Deciding when to retire is tricky for most people. Even high-profile people with all kinds of folks giving them good advice don’t always get it right.

I was talking to someone the other day, and we got on the subject of “athletes who should have retired sooner.” (You actually can Google this and get names like Jerry Rice, Brett Favre, Muhammad Ali, and Michael Jordan.) Lots of people think Bobby Bowden stayed too long at Florida State. On the other hand, Bob Stoops, the football coach at the University of Oklahoma, left at the top of his game. He was the Sooners’s most successful coach ever with a 190-48 record (101-9 at home), 10 conference titles in the Big 12 and a national championship title in 2000. At age 56, Stoops called it quits. When asked why he wanted to retire, he replied, “I’ve got more of what I want to do. What it is, I’m not sure yet.”

Sometimes the decision to retire is made for you for various reasons. Most gymnasts retire in their 20s. So do a lot of professional football players. (According to the NFL Players Association, the average career of an NFL player is 3.3 years.) Most people retire from the military in their 40s. Many coaches retire in their 50s or 60s. Most executives retire around age 65.

It’s different for family businesses

The lines get blurred, and there are no consistent numbers regarding heads of family businesses and retirement.

Often the men and women who start family businesses worked 50, 60 or even 70 hours a week to get it going and then take it to the next level. They worked through vacation time, sporting events and family dinners—leaving for work before everyone else got up and coming home late.

In their minds, these founders are more than just founders. They are the business. It’s all they know, and that makes it very hard to step away and retire. Sometimes, sadly, there is nothing to retire to—even when it’s time.

A succession plan can make this big change a little easier.

Many people treat succession planning as an event. It’s not—it’s a process that takes time, acumen and often difficult conversations. It takes close collaboration, too, between the founders and the next generation of leadership.

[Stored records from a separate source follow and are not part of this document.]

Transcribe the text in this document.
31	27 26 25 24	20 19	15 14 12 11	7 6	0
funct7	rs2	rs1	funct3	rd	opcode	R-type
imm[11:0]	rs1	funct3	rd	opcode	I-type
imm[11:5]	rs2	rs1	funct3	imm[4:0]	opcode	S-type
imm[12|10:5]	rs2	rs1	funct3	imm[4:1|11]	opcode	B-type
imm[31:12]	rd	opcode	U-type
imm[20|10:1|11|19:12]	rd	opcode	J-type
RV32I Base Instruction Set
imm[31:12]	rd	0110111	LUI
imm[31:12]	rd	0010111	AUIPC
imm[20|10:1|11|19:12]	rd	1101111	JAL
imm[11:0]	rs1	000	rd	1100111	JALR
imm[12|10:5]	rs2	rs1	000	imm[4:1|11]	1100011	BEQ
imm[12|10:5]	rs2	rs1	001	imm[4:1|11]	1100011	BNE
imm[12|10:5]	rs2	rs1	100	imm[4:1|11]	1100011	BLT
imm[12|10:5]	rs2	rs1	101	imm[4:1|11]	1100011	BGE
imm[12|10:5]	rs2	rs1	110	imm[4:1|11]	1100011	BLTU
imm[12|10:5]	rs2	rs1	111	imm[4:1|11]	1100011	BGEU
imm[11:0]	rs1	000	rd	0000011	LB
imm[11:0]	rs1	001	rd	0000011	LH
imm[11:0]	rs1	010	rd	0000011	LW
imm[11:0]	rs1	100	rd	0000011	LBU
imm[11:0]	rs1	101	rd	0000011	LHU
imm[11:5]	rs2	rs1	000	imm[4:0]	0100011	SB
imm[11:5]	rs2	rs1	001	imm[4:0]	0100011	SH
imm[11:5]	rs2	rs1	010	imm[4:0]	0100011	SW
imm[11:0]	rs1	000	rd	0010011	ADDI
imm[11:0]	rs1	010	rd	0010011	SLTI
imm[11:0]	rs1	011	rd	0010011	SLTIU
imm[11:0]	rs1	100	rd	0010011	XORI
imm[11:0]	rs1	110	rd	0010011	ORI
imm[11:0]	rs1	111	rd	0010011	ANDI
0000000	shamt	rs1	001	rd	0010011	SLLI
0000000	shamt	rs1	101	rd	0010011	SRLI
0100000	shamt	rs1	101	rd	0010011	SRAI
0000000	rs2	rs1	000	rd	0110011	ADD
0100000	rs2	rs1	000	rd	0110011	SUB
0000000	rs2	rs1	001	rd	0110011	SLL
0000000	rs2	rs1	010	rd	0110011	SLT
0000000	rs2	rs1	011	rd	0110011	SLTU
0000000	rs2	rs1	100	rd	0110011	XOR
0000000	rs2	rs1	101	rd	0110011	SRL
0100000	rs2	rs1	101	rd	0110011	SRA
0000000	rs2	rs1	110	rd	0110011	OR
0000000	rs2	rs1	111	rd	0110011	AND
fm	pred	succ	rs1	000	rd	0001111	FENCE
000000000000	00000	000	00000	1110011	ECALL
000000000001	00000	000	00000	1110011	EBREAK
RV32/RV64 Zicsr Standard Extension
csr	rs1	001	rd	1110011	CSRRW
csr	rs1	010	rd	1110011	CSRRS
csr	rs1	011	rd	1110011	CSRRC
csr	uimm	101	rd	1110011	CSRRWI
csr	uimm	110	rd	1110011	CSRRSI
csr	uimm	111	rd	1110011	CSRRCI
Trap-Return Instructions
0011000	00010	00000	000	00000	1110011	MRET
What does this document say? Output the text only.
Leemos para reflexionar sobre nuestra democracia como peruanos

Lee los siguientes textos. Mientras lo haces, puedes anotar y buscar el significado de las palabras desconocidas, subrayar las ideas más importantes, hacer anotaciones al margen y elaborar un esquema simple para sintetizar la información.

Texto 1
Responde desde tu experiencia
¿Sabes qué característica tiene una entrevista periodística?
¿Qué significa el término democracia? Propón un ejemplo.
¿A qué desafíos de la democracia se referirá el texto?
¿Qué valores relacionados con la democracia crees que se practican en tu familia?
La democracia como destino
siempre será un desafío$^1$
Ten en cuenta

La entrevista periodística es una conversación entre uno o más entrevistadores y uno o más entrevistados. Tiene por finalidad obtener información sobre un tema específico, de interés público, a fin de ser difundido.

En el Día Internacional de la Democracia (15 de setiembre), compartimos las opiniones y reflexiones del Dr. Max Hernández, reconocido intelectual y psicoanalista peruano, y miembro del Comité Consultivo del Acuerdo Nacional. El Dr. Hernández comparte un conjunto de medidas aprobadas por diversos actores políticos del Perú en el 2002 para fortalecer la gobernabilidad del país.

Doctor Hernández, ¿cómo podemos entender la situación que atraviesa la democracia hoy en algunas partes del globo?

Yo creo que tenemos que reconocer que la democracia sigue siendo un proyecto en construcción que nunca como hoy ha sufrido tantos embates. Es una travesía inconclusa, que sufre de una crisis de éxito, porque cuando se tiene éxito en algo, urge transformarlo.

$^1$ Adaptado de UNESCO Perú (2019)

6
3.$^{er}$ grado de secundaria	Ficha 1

Succession calls for commitment

It’s easy to talk about succession and transition, but it’s harder to go down the path and stay on track. For many business owners (especially those who founded the business) it’s frightening to think about transition with its loss of power, prestige and income. It makes people confront their own mortality, and goodness knows that’s not easy. So naturally, people would be hesitant to start the process and likely to stop it before any significant progress is made. It’s a vulnerable time that calls for sensitivity to feelings.

Fertile ground for conflict

This is a new stage for everyone involved, and conflicts are common. At a time when the outgoing founder is feeling a loss of power, the incoming next generation is gaining power. The next generation might have waited years for this opportunity, and sometimes they overstep their boundaries. Old resentments might surface. A family counselor who meets with both generations separately and together can be a huge help.

A good webinar on this topic is from The Family Business Consulting Group, and it’s titled How Great Family Business Leaders Plan for an Enriching Retirement. Check out at:  https://bit.ly/2kwRc5u

There are lots of things to consider when it comes time to retire. Exiting a business is hard, but staying too long is sometimes harder.

Having a plan in place helps. Consider putting yours together today—no matter what your business is, whether you founded it or not. This is how you do what you do better now and in the future.